What has been your favourite look to create?
I love all my bold looks. Anything that has editorial vibes, like tiny placements of gems or a really stark blue eyeshadow look. Vibrant looks are my favourite.
One thing we love from your Instagram is your hair colour, are there any cool colours you’re thinking of going for next?
I think I’m going to go for turquoise next!
How would you describe your style in a few words?
My style is bold and vibrant.
Do you have any other exciting projects coming up?
I have something with Fenty coming up this month for their new icon lipsticks, so keep your eye on that. I am also working with Rimmel, which is really exciting.
You cover some really important issues on Instagram, what kind of messages do you receive from your Instagram community in terms of support?
I have the nicest community, it is really organic. If you look at my comments, everyone engages. If I speak out about something, people will happily talk to me if they’re going through something similar and they will tell me their own stories, whatever they’re going through, which is really nice.
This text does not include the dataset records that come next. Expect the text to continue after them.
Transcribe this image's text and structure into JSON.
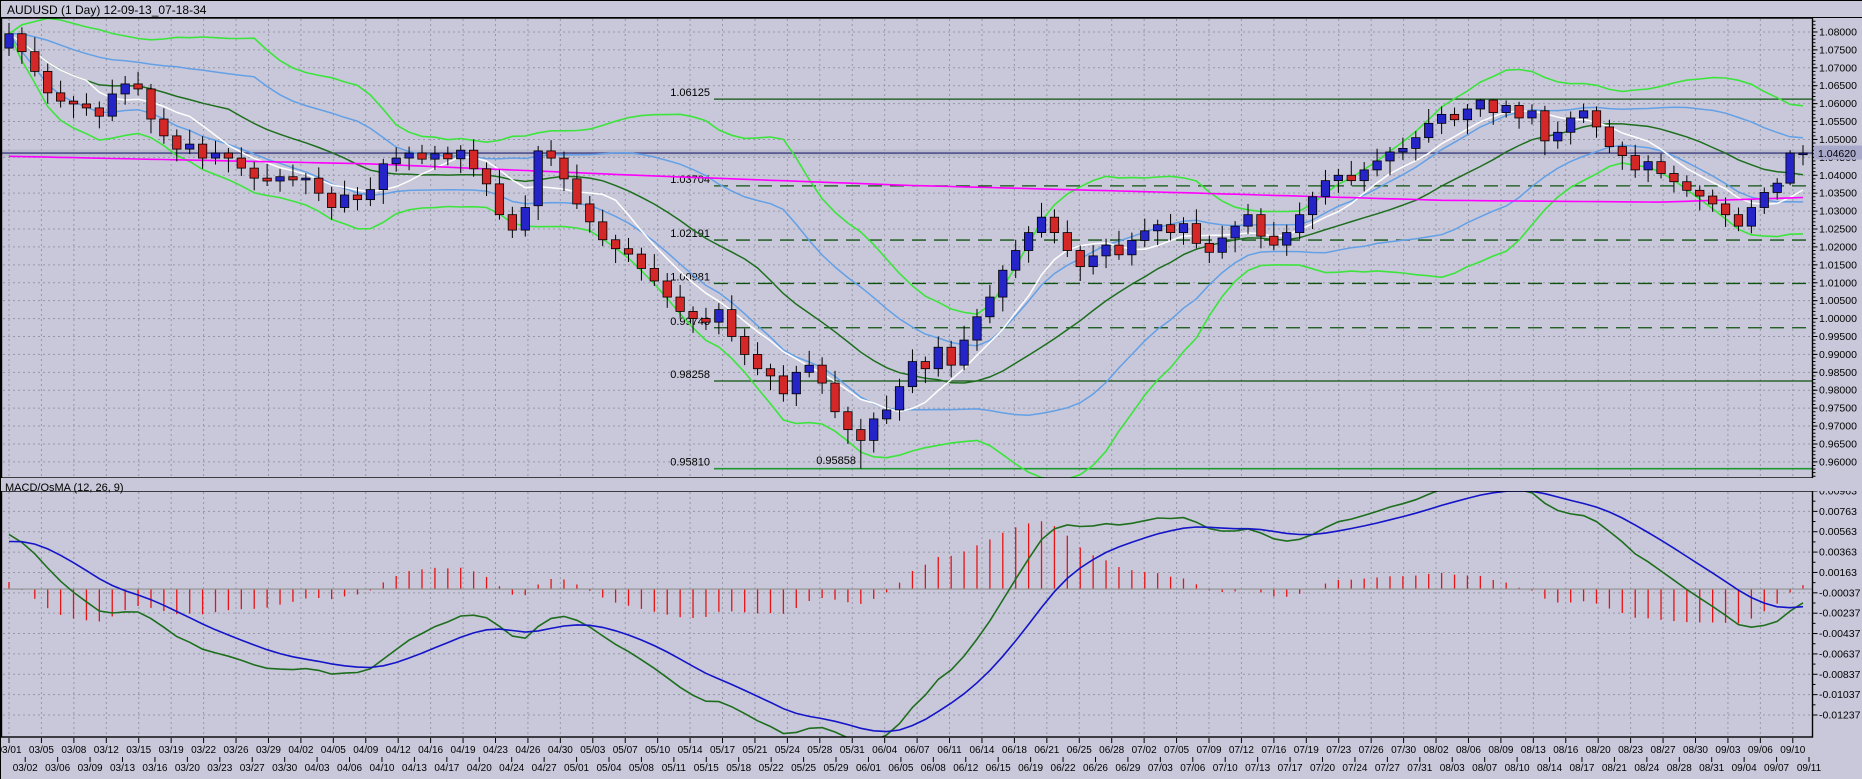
{
  "title": "AUDUSD (1 Day) 12-09-13_07-18-34",
  "indicator_label": "MACD/OsMA (12, 26, 9)",
  "colors": {
    "background": "#c8c8da",
    "grid": "#9697a6",
    "border": "#000000",
    "text": "#000000",
    "bull": "#2424c8",
    "bear": "#d42828",
    "wick": "#000000",
    "band_outer": "#3ce43c",
    "band_inner": "#64a0e6",
    "ma_fast": "#ffffff",
    "ma_slow": "#1e6e1e",
    "trend": "#ff00ff",
    "level": "#0f520f",
    "level_bright": "#1e9632",
    "price_line": "#3c3c82",
    "price_band": "#b2b2c6",
    "badge_bg": "#a8a8ca",
    "macd_line": "#1414c8",
    "macd_signal": "#1e6e1e",
    "histogram": "#e61414",
    "zero_line": "#909090"
  },
  "price_axis": {
    "labels": [
      "1.08000",
      "1.07500",
      "1.07000",
      "1.06500",
      "1.06000",
      "1.05500",
      "1.05000",
      "1.04500",
      "1.04000",
      "1.03500",
      "1.03000",
      "1.02500",
      "1.02000",
      "1.01500",
      "1.01000",
      "1.00500",
      "1.00000",
      "0.99500",
      "0.99000",
      "0.98500",
      "0.98000",
      "0.97500",
      "0.97000",
      "0.96500",
      "0.96000"
    ],
    "current_price_label": "1.04620"
  },
  "macd_axis": {
    "labels": [
      "0.00963",
      "0.00763",
      "0.00563",
      "0.00363",
      "0.00163",
      "-0.00037",
      "-0.00237",
      "-0.00437",
      "-0.00637",
      "-0.00837",
      "-0.01037",
      "-0.01237"
    ]
  },
  "date_axis": {
    "row1": [
      "03/01",
      "03/05",
      "03/08",
      "03/12",
      "03/15",
      "03/19",
      "03/22",
      "03/26",
      "03/29",
      "04/02",
      "04/05",
      "04/09",
      "04/12",
      "04/16",
      "04/19",
      "04/23",
      "04/26",
      "04/30",
      "05/03",
      "05/07",
      "05/10",
      "05/14",
      "05/17",
      "05/21",
      "05/24",
      "05/28",
      "05/31",
      "06/04",
      "06/07",
      "06/11",
      "06/14",
      "06/18",
      "06/21",
      "06/25",
      "06/28",
      "07/02",
      "07/05",
      "07/09",
      "07/12",
      "07/16",
      "07/19",
      "07/23",
      "07/26",
      "07/30",
      "08/02",
      "08/06",
      "08/09",
      "08/13",
      "08/16",
      "08/20",
      "08/23",
      "08/27",
      "08/30",
      "09/03",
      "09/06",
      "09/10"
    ],
    "row2": [
      "03/02",
      "03/06",
      "03/09",
      "03/13",
      "03/16",
      "03/20",
      "03/23",
      "03/27",
      "03/30",
      "04/03",
      "04/06",
      "04/10",
      "04/13",
      "04/17",
      "04/20",
      "04/24",
      "04/27",
      "05/01",
      "05/04",
      "05/08",
      "05/11",
      "05/15",
      "05/18",
      "05/22",
      "05/25",
      "05/29",
      "06/01",
      "06/05",
      "06/08",
      "06/12",
      "06/15",
      "06/19",
      "06/22",
      "06/26",
      "06/29",
      "07/03",
      "07/06",
      "07/10",
      "07/13",
      "07/17",
      "07/20",
      "07/24",
      "07/27",
      "07/31",
      "08/03",
      "08/07",
      "08/10",
      "08/14",
      "08/17",
      "08/21",
      "08/24",
      "08/28",
      "08/31",
      "09/04",
      "09/07",
      "09/11"
    ]
  },
  "chart_data": {
    "type": "candlestick",
    "symbol": "AUDUSD",
    "timeframe": "1 Day",
    "price_range": {
      "top": 1.0839,
      "bottom": 0.9555
    },
    "levels": [
      {
        "label": "1.06125",
        "value": 1.06125,
        "dashed": false,
        "bright": false
      },
      {
        "label": "1.03704",
        "value": 1.03704,
        "dashed": true,
        "bright": false
      },
      {
        "label": "1.02191",
        "value": 1.02191,
        "dashed": true,
        "bright": false
      },
      {
        "label": "1.00981",
        "value": 1.00981,
        "dashed": true,
        "bright": false
      },
      {
        "label": "0.99743",
        "value": 0.99743,
        "dashed": true,
        "bright": false
      },
      {
        "label": "0.98258",
        "value": 0.98258,
        "dashed": false,
        "bright": false
      },
      {
        "label": "0.95810",
        "value": 0.9581,
        "dashed": false,
        "bright": true
      }
    ],
    "low_marker": {
      "label": "0.95858",
      "value": 0.95858
    },
    "current_price": 1.0462,
    "overlays": {
      "sma_fast": 7,
      "sma_slow": 18,
      "bb_period": 20,
      "bb_outer": 2.0,
      "bb_inner": 1.0,
      "trend_line_points": [
        [
          0,
          1.0453
        ],
        [
          0.2,
          1.0432
        ],
        [
          0.35,
          1.04
        ],
        [
          0.5,
          1.0372
        ],
        [
          0.65,
          1.0352
        ],
        [
          0.8,
          1.033
        ],
        [
          0.92,
          1.0325
        ],
        [
          1,
          1.0338
        ]
      ]
    },
    "macd": {
      "fast": 12,
      "slow": 26,
      "signal": 9
    },
    "candles": [
      [
        1.0755,
        1.0825,
        1.0733,
        1.0795
      ],
      [
        1.0795,
        1.0813,
        1.0711,
        1.0745
      ],
      [
        1.0745,
        1.0785,
        1.0676,
        1.069
      ],
      [
        1.069,
        1.0712,
        1.06,
        1.063
      ],
      [
        1.063,
        1.0664,
        1.0589,
        1.0607
      ],
      [
        1.0607,
        1.0621,
        1.0559,
        1.0599
      ],
      [
        1.0599,
        1.0629,
        1.0566,
        1.0588
      ],
      [
        1.0588,
        1.0606,
        1.0531,
        1.0565
      ],
      [
        1.0565,
        1.0667,
        1.0551,
        1.0627
      ],
      [
        1.0627,
        1.0677,
        1.0597,
        1.0655
      ],
      [
        1.0655,
        1.0689,
        1.0623,
        1.0641
      ],
      [
        1.0641,
        1.0655,
        1.0517,
        1.0557
      ],
      [
        1.0557,
        1.0587,
        1.0488,
        1.051
      ],
      [
        1.051,
        1.0528,
        1.0439,
        1.0473
      ],
      [
        1.0473,
        1.0527,
        1.0459,
        1.0487
      ],
      [
        1.0487,
        1.0509,
        1.0418,
        1.0448
      ],
      [
        1.0448,
        1.0496,
        1.043,
        1.0462
      ],
      [
        1.0462,
        1.0476,
        1.0408,
        1.0448
      ],
      [
        1.0448,
        1.0478,
        1.0398,
        1.042
      ],
      [
        1.042,
        1.0438,
        1.0358,
        1.0392
      ],
      [
        1.0392,
        1.0432,
        1.037,
        1.0384
      ],
      [
        1.0384,
        1.0418,
        1.0354,
        1.0396
      ],
      [
        1.0396,
        1.043,
        1.0369,
        1.0387
      ],
      [
        1.0387,
        1.0406,
        1.0347,
        1.0392
      ],
      [
        1.0392,
        1.0422,
        1.0328,
        1.035
      ],
      [
        1.035,
        1.0368,
        1.0276,
        1.031
      ],
      [
        1.031,
        1.0385,
        1.0296,
        1.0345
      ],
      [
        1.0345,
        1.0367,
        1.0302,
        1.0332
      ],
      [
        1.0332,
        1.0394,
        1.0314,
        1.036
      ],
      [
        1.036,
        1.0446,
        1.032,
        1.0432
      ],
      [
        1.0432,
        1.0478,
        1.041,
        1.0448
      ],
      [
        1.0448,
        1.048,
        1.0414,
        1.0462
      ],
      [
        1.0462,
        1.0485,
        1.0431,
        1.0445
      ],
      [
        1.0445,
        1.0482,
        1.0415,
        1.046
      ],
      [
        1.046,
        1.048,
        1.0428,
        1.0446
      ],
      [
        1.0446,
        1.0484,
        1.0406,
        1.047
      ],
      [
        1.047,
        1.05,
        1.0396,
        1.0418
      ],
      [
        1.0418,
        1.0436,
        1.0342,
        1.0376
      ],
      [
        1.0376,
        1.0416,
        1.0276,
        1.029
      ],
      [
        1.029,
        1.0312,
        1.0225,
        1.0247
      ],
      [
        1.0247,
        1.0344,
        1.0229,
        1.031
      ],
      [
        1.0315,
        1.0482,
        1.0275,
        1.0468
      ],
      [
        1.0468,
        1.0498,
        1.0426,
        1.0448
      ],
      [
        1.0448,
        1.0466,
        1.0356,
        1.039
      ],
      [
        1.039,
        1.043,
        1.0306,
        1.032
      ],
      [
        1.032,
        1.0342,
        1.024,
        1.027
      ],
      [
        1.027,
        1.0304,
        1.0202,
        1.022
      ],
      [
        1.022,
        1.0234,
        1.0155,
        1.0195
      ],
      [
        1.0195,
        1.0225,
        1.0158,
        1.018
      ],
      [
        1.018,
        1.0198,
        1.0106,
        1.014
      ],
      [
        1.014,
        1.018,
        1.0091,
        1.0105
      ],
      [
        1.0105,
        1.0127,
        1.003,
        1.006
      ],
      [
        1.006,
        1.0094,
        1.0002,
        1.002
      ],
      [
        1.002,
        1.0034,
        0.996,
        1.0
      ],
      [
        1.0,
        1.003,
        0.9968,
        0.999
      ],
      [
        0.999,
        1.0043,
        0.9956,
        1.0025
      ],
      [
        1.0025,
        1.0065,
        0.9936,
        0.995
      ],
      [
        0.995,
        0.9972,
        0.987,
        0.99
      ],
      [
        0.99,
        0.9934,
        0.9842,
        0.986
      ],
      [
        0.986,
        0.9874,
        0.98,
        0.984
      ],
      [
        0.984,
        0.987,
        0.9768,
        0.979
      ],
      [
        0.979,
        0.9868,
        0.9756,
        0.985
      ],
      [
        0.985,
        0.991,
        0.9836,
        0.987
      ],
      [
        0.987,
        0.9892,
        0.979,
        0.982
      ],
      [
        0.982,
        0.9854,
        0.9722,
        0.974
      ],
      [
        0.974,
        0.9754,
        0.965,
        0.969
      ],
      [
        0.969,
        0.972,
        0.9581,
        0.966
      ],
      [
        0.966,
        0.9738,
        0.9626,
        0.972
      ],
      [
        0.972,
        0.9785,
        0.9706,
        0.9745
      ],
      [
        0.9745,
        0.9832,
        0.9715,
        0.981
      ],
      [
        0.981,
        0.9914,
        0.9792,
        0.988
      ],
      [
        0.988,
        0.9894,
        0.982,
        0.986
      ],
      [
        0.986,
        0.995,
        0.9838,
        0.992
      ],
      [
        0.992,
        0.9938,
        0.9836,
        0.987
      ],
      [
        0.987,
        0.998,
        0.9856,
        0.994
      ],
      [
        0.994,
        1.0027,
        0.991,
        1.0005
      ],
      [
        1.0005,
        1.0094,
        0.9987,
        1.006
      ],
      [
        1.006,
        1.0149,
        1.002,
        1.0135
      ],
      [
        1.0135,
        1.022,
        1.0113,
        1.019
      ],
      [
        1.019,
        1.0258,
        1.0156,
        1.024
      ],
      [
        1.024,
        1.0323,
        1.0226,
        1.0283
      ],
      [
        1.0283,
        1.0305,
        1.021,
        1.024
      ],
      [
        1.024,
        1.0274,
        1.0172,
        1.019
      ],
      [
        1.019,
        1.0204,
        1.0105,
        1.0145
      ],
      [
        1.0145,
        1.0205,
        1.0123,
        1.0175
      ],
      [
        1.0175,
        1.0223,
        1.0141,
        1.0205
      ],
      [
        1.0205,
        1.0245,
        1.0164,
        1.0178
      ],
      [
        1.0178,
        1.024,
        1.0148,
        1.0218
      ],
      [
        1.0218,
        1.0279,
        1.02,
        1.0245
      ],
      [
        1.0245,
        1.0276,
        1.0205,
        1.0262
      ],
      [
        1.0262,
        1.0292,
        1.0218,
        1.024
      ],
      [
        1.024,
        1.0283,
        1.0206,
        1.0265
      ],
      [
        1.0265,
        1.0305,
        1.0196,
        1.021
      ],
      [
        1.021,
        1.0232,
        1.0155,
        1.0185
      ],
      [
        1.0185,
        1.0259,
        1.0167,
        1.0225
      ],
      [
        1.0225,
        1.0272,
        1.0185,
        1.0258
      ],
      [
        1.0258,
        1.032,
        1.0236,
        1.029
      ],
      [
        1.029,
        1.0308,
        1.0196,
        1.023
      ],
      [
        1.023,
        1.027,
        1.0191,
        1.0205
      ],
      [
        1.0205,
        1.0262,
        1.0175,
        1.024
      ],
      [
        1.024,
        1.0324,
        1.0222,
        1.029
      ],
      [
        1.029,
        1.0354,
        1.025,
        1.034
      ],
      [
        1.034,
        1.0415,
        1.0318,
        1.0385
      ],
      [
        1.0385,
        1.0418,
        1.0351,
        1.04
      ],
      [
        1.04,
        1.044,
        1.0371,
        1.0385
      ],
      [
        1.0385,
        1.0437,
        1.0355,
        1.0415
      ],
      [
        1.0415,
        1.0474,
        1.0397,
        1.044
      ],
      [
        1.044,
        1.0479,
        1.04,
        1.0465
      ],
      [
        1.0465,
        1.0505,
        1.0443,
        1.0475
      ],
      [
        1.0475,
        1.0523,
        1.0441,
        1.0505
      ],
      [
        1.0505,
        1.0585,
        1.0491,
        1.0545
      ],
      [
        1.0545,
        1.0592,
        1.0515,
        1.057
      ],
      [
        1.057,
        1.0589,
        1.0537,
        1.0555
      ],
      [
        1.0555,
        1.0599,
        1.0515,
        1.0585
      ],
      [
        1.0585,
        1.0613,
        1.0563,
        1.061
      ],
      [
        1.061,
        1.0612,
        1.0541,
        1.0575
      ],
      [
        1.0575,
        1.0609,
        1.0561,
        1.0595
      ],
      [
        1.0595,
        1.0605,
        1.053,
        1.056
      ],
      [
        1.056,
        1.0598,
        1.0542,
        1.058
      ],
      [
        1.058,
        1.0594,
        1.0456,
        1.0496
      ],
      [
        1.0496,
        1.055,
        1.0474,
        1.052
      ],
      [
        1.052,
        1.0578,
        1.0486,
        1.056
      ],
      [
        1.056,
        1.06,
        1.0546,
        1.058
      ],
      [
        1.058,
        1.0592,
        1.0505,
        1.0535
      ],
      [
        1.0535,
        1.0555,
        1.0462,
        1.048
      ],
      [
        1.048,
        1.0494,
        1.0415,
        1.0455
      ],
      [
        1.0455,
        1.0485,
        1.0393,
        1.0415
      ],
      [
        1.0415,
        1.0456,
        1.0381,
        1.0438
      ],
      [
        1.0438,
        1.046,
        1.0391,
        1.0405
      ],
      [
        1.0405,
        1.0427,
        1.0352,
        1.0382
      ],
      [
        1.0382,
        1.04,
        1.034,
        1.0358
      ],
      [
        1.0358,
        1.0372,
        1.0302,
        1.0342
      ],
      [
        1.0342,
        1.036,
        1.0298,
        1.032
      ],
      [
        1.032,
        1.0338,
        1.0256,
        1.029
      ],
      [
        1.029,
        1.031,
        1.0244,
        1.0258
      ],
      [
        1.0258,
        1.0332,
        1.0238,
        1.031
      ],
      [
        1.031,
        1.0366,
        1.0292,
        1.0352
      ],
      [
        1.0352,
        1.0392,
        1.0332,
        1.0378
      ],
      [
        1.0378,
        1.047,
        1.0372,
        1.0462
      ],
      [
        1.0462,
        1.0484,
        1.0428,
        1.0462
      ]
    ]
  }
}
I really like that people see my Instagram as a safe space where they can talk about their experiences, I love that because it’s really nice to feel like you’re not alone.
I appreciate that on Instagram, it’s very hard to find people who look like you and mesh with your vibe. So I always give the advice to follow people who look like yourself and reflect your beliefs or morals. Sometimes you go on Instagram and find things that are overly edited, which is very debilitating, especially as a young brown girl. I always feel really sad when I see that people feel upset when they don’t see a lot of darker skin tones or don’t follow people who are confident in their own skin tone. That’s why it’s refreshing for them to see, someone who loves their skin tone. I don’t give a f*ck about what South Asian culture has to say. Even just posting something revealing, the thought of me being dark-skinned and confident triggers them in some kind of way. I will happily embrace how I look and that’s what my community loves.
How did you find the confidence to rise above all the noise and put yourself out there to find this community at such a young age?
I have always been a rebellious person. If you tell me to do something, I will do the complete opposite. If you tell me don’t do this, don’t post that, you cannot restrict me. That’s the type of personality I have. I don’t want to ever be told what I can and cannot do. If you tell me not to stay out in the sun because I will get darker, I will purposefully go out in the sun to get darker…with SPF of course! I have this urge inside me to not accept what they say, we can do what makes ourselves happy, and our happiness is always first.